プロローグ 暗い十字路
月夜の十字路。
月は雲の奥に隠れ、漆黒の闇だけが濃く広がっている。
旅人は立ちすくみ、四方に伸びる道の先を見やるが、何も見えない。
ただ風が木々の枝を揺らし、遠くで獣の唸る声が聞こえるばかりだ。
「迷える旅人よ……」
不意に、甘く妖しい声が闇の中から響いた。それと同時に、月にかかっていた雲が晴れてゆく。

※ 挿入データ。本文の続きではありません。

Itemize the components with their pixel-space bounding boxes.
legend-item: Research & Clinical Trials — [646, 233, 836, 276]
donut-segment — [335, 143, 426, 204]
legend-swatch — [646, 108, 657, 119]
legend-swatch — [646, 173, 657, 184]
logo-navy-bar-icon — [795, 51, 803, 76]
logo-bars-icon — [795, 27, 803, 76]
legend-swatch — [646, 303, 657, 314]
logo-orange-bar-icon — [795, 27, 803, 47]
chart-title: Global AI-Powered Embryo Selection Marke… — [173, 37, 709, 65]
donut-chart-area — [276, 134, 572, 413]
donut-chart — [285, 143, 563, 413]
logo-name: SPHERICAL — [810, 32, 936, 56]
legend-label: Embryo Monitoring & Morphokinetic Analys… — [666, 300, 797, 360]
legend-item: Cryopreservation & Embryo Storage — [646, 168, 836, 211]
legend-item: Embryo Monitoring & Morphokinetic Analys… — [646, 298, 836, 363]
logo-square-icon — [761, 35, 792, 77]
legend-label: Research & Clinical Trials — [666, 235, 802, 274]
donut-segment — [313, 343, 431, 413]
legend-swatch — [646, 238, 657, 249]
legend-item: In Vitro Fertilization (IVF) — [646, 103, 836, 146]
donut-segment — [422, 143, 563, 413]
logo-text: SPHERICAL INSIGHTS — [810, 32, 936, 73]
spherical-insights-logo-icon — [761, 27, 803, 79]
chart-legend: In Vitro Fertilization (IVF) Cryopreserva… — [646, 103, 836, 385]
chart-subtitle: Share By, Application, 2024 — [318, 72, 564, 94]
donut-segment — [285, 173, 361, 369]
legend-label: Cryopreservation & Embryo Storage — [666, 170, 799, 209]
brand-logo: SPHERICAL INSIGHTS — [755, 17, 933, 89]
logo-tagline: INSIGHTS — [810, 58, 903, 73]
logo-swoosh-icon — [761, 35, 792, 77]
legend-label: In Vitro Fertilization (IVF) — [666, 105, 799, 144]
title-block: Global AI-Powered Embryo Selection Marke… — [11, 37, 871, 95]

旅人が振り返ると、月明かりに照らされた吟遊詩人の姿の男がそこに立っていた。
古びたリュートを抱えて、足音一つ立てず、静かに旅人の元に歩み寄る。
詩人の眼には月の光より冷たい輝きが宿っていた。
その表情には微かな笑みが浮かんでいる。
「闇夜の十字路に立つ者よ、足元の影を見てごらん――
風が唸り、樹々が囁いている――」
男はリュートをかき鳴らすわけでもなく、ただ低く甘美な声で続ける。
「道は幾重にも枝分かれし、
どの先も君が本当に望む物ではない――
だが私の指先一つで、
全ての迷いは君の望む旋律へと染まる――」
旅人は思わず足を止めて聴き入っていた。
その声に耳を傾ければ傾ける程、闇は深く、風は重く、道は見えなくなる。
心の奥底に知らず知らずのうちに恐怖が忍び寄っていた。
「迷える旅人よ、私と秘密の約束をしよう――
約束を守れば君の望む行き先が見えて来る――
でも、もし違えれば……」
詩の余韻が闇を揺らす。
旅人の鼓動が速まる。
振り返っても何も無い、しかし道の先には何かが待っている気配が確かにあった。
月夜の十字路に、誘いの旋律が静かに流れていた。